Eine Antwort auf Herrn Moldenhauers Leserbrief
Die Gründungsväter der Christlich Demokratischen Union (CDU), unter ihnen viele NS-Verfolgte, KZ-Häftlinge und Emigrierte, haben sich im wesentlichen aus zwei Punkten für das „C” im Namen ausgesprochen: zum einen wollte man die Gegensätze der Konfessionen (katholisch/evangelisch) überwinden und damit die Lehren aus der Geschichte der Zentrumspartei in der Weimarer Republik ziehen. Zum anderen wollte man sich bewusst nach den schrecklichen Erfahrungen der Nazi-Diktatur auf das christliche Menschenbild beziehen. Danach sind alle Menschen als Abbild Gottes geschaffen und besitzen ohne Ausnahme eine unverletzliche Würde.
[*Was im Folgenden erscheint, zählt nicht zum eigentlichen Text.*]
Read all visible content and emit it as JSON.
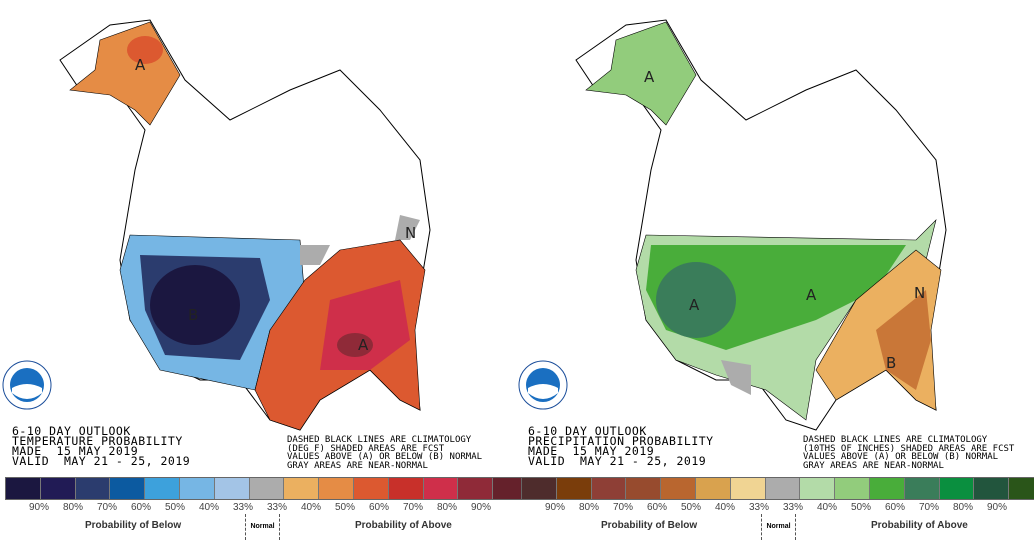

Darum setzte und setzt sich die CDU zum Beispiel für eine soziale, dem Menschen verpflichtende Wirtschaftsordnung ein.
Mit dem „C” ist jedoch keineswegs der Anspruch verbunden, jede politische Frage mit Hilfe der hl. Schrift zu interpretieren und daraus die Antwort zu finden. Unsere Partei ist keine Kirche - bei uns sind Christen jeder Konfession und Nichtchristen herzlich willkommen. Unveränderliches Fundament ist und bleibt aber für alle Zukunft der Anspruch, bei allen Entscheidungen die Würde jedes Menschen zu schützen und das Wohl der Menschen zu fördern. In der Parteigeschichte hat es sicher Fehlentscheidungen gegeben, wurden Situationen nicht richtig eingeschätzt oder wichtige Anliegen vernachlässigt. Es gehört aber auch zum christlichen Menschenbild, dass wir Menschen eben fehlbar sind - nur Gott ist allmächtig. Der erhobene moralische Zeigefinger steht weder Herrn Moldenhauer noch uns zu. Wir akzeptieren unsere Fehler und die Fehler unserer politischen Gegner. Wir wollen und werden aus unseren Fehlern lernen und unsere Gesellschaft jeden Tag ein bisschen lebenswerter machen. Das „C” in unserem Namen ist Anspruch und Mahnung an jedes Mitglied - und ja, wir nehmen es alle sehr ernst.